Outbreak and Exposure Notifications
The other reason the CDC or a public health department might call is contact tracing during a disease outbreak. This became widely known during COVID-19, but the practice applies to other infectious diseases as well. A contact tracer’s goal is to let you know you may have been exposed, check on your health and vaccination status, and help you access testing or care if needed. They may also ask you to monitor yourself for symptoms.
These calls tend to be more direct and specific. The caller will reference a particular disease and a possible exposure event, rather than asking broad questions about your lifestyle or health habits. If you weren’t recently near a known outbreak or in close contact with someone diagnosed with a communicable disease, this type of call is unlikely.
Who’s Actually on the Line
The CDC doesn’t always make these calls directly. It contracts with private research organizations to handle the phone work. NORC at the University of Chicago administers the National Immunization Surveys. ICF Incorporated handles data coordination for other CDC programs under a contract worth $14.3 million running through 2026. So the voice on the other end may identify themselves as calling from one of these organizations on behalf of the CDC, which is legitimate.

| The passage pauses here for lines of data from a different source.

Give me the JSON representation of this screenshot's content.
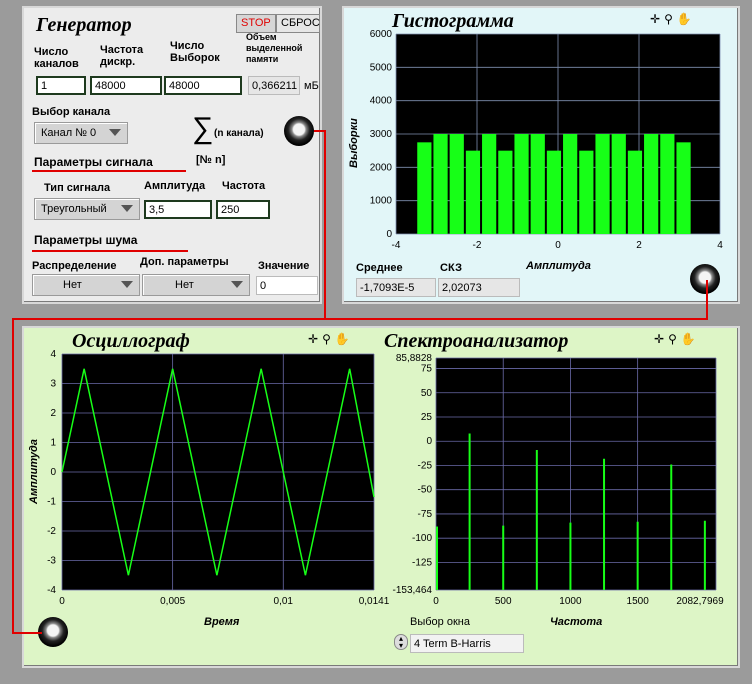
{
  "generator": {
    "title": "Генератор",
    "stop_label": "STOP",
    "reset_label": "СБРОС",
    "channels_label": "Число\nканалов",
    "sample_rate_label": "Частота\nдискр.",
    "samples_label": "Число\nВыборок",
    "memory_label": "Объем\nвыделенной\nпамяти",
    "channels_value": "1",
    "sample_rate_value": "48000",
    "samples_value": "48000",
    "memory_value": "0,366211",
    "memory_unit": "мБ",
    "channel_select_label": "Выбор канала",
    "channel_select_value": "Канал № 0",
    "sum_symbol": "∑",
    "sum_note": "(n канала)",
    "sum_index": "[№ n]",
    "signal_params_label": "Параметры сигнала",
    "signal_type_label": "Тип сигнала",
    "signal_type_value": "Треугольный",
    "amplitude_label": "Амплитуда",
    "amplitude_value": "3,5",
    "frequency_label": "Частота",
    "frequency_value": "250",
    "noise_params_label": "Параметры шума",
    "distribution_label": "Распределение",
    "distribution_value": "Нет",
    "extra_params_label": "Доп. параметры",
    "extra_params_value": "Нет",
    "value_label": "Значение",
    "value_value": "0"
  },
  "histogram": {
    "title": "Гистограмма",
    "mean_label": "Среднее",
    "mean_value": "-1,7093E-5",
    "rms_label": "СКЗ",
    "rms_value": "2,02073"
  },
  "oscilloscope": {
    "title": "Осциллограф"
  },
  "spectrum": {
    "title": "Спектроанализатор",
    "window_label": "Выбор окна",
    "window_value": "4 Term B-Harris"
  },
  "tools_icons": [
    "crosshair-icon",
    "zoom-icon",
    "hand-icon"
  ],
  "colors": {
    "trace": "#17ff17",
    "wire": "#e00000",
    "plot_bg": "#000000"
  },
  "chart_data": [
    {
      "type": "bar",
      "title": "Гистограмма",
      "xlabel": "Амплитуда",
      "ylabel": "Выборки",
      "xlim": [
        -4,
        4
      ],
      "ylim": [
        0,
        6000
      ],
      "xticks": [
        "-4",
        "-2",
        "0",
        "2",
        "4"
      ],
      "yticks": [
        "0",
        "1000",
        "2000",
        "3000",
        "4000",
        "5000",
        "6000"
      ],
      "bin_width": 0.4,
      "x": [
        -3.3,
        -2.9,
        -2.5,
        -2.1,
        -1.7,
        -1.3,
        -0.9,
        -0.5,
        -0.1,
        0.3,
        0.7,
        1.1,
        1.5,
        1.9,
        2.3,
        2.7,
        3.1
      ],
      "values": [
        2750,
        3000,
        3000,
        2500,
        3000,
        2500,
        3000,
        3000,
        2500,
        3000,
        2500,
        3000,
        3000,
        2500,
        3000,
        3000,
        2750
      ]
    },
    {
      "type": "line",
      "title": "Осциллограф",
      "xlabel": "Время",
      "ylabel": "Амплитуда",
      "xlim": [
        0,
        0.0141
      ],
      "ylim": [
        -4,
        4
      ],
      "xticks": [
        "0",
        "0,005",
        "0,01",
        "0,0141"
      ],
      "yticks": [
        "4",
        "3",
        "2",
        "1",
        "0",
        "-1",
        "-2",
        "-3",
        "-4"
      ],
      "series": [
        {
          "x": [
            0,
            0.001,
            0.003,
            0.005,
            0.007,
            0.009,
            0.011,
            0.013,
            0.0141
          ],
          "values": [
            0,
            3.5,
            -3.5,
            3.5,
            -3.5,
            3.5,
            -3.5,
            3.5,
            -0.85
          ]
        }
      ]
    },
    {
      "type": "bar",
      "title": "Спектроанализатор",
      "xlabel": "Частота",
      "xlim": [
        0,
        2082.79
      ],
      "ylim": [
        -153.464,
        85.8828
      ],
      "xticks": [
        "0",
        "500",
        "1000",
        "1500",
        "2082,7969"
      ],
      "yticks": [
        "85,8828",
        "75",
        "50",
        "25",
        "0",
        "-25",
        "-50",
        "-75",
        "-100",
        "-125",
        "-153,464"
      ],
      "x": [
        0,
        250,
        500,
        750,
        1000,
        1250,
        1500,
        1750,
        2000
      ],
      "values": [
        -88,
        8,
        -87,
        -9,
        -84,
        -18,
        -83,
        -24,
        -82
      ]
    }
  ]
}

Your caller ID may show “CDC NATL IMMUN” with a 404 area code (Atlanta, where the CDC is headquartered). The specific numbers used for NIS calls include 404-809-2644, 404-809-2195, 404-806-4810, 404-806-4811, and 404-806-4812. Older calls may have displayed “NORC UCHICAGO” with a Chicago number, but the CDC switched all outgoing NIS calls to the “CDC NATL IMMUN” display starting in 2018 after testing showed it helped people recognize the call as legitimate.
How to Verify the Call Is Real
If you missed the call or you’re unsure whether it was genuine, call NORC directly at 1-877-220-4805. Representatives are typically available from 9 a.m. to 9 p.m. in your time zone. Call from the same phone that received the original call so they can look up your number in their system.
A real CDC survey call will never ask for your Social Security number, bank account information, credit card numbers, or any form of payment. The surveys collect health data only. If a caller claiming to be from the CDC asks for financial information, requests money, or pressures you to act immediately on a supposed health threat, that’s a scam. Hang up.
Participation Is Voluntary
You’re not required to answer a CDC survey. These calls are voluntary, and there’s no penalty for declining or hanging up. That said, the data collected through these surveys shapes public health policy at the state and national level, from how vaccination campaigns are targeted to where chronic disease prevention funding goes. If you have 15 to 30 minutes, your answers contribute to a dataset that health agencies rely on to make decisions affecting millions of people. But the choice is entirely yours.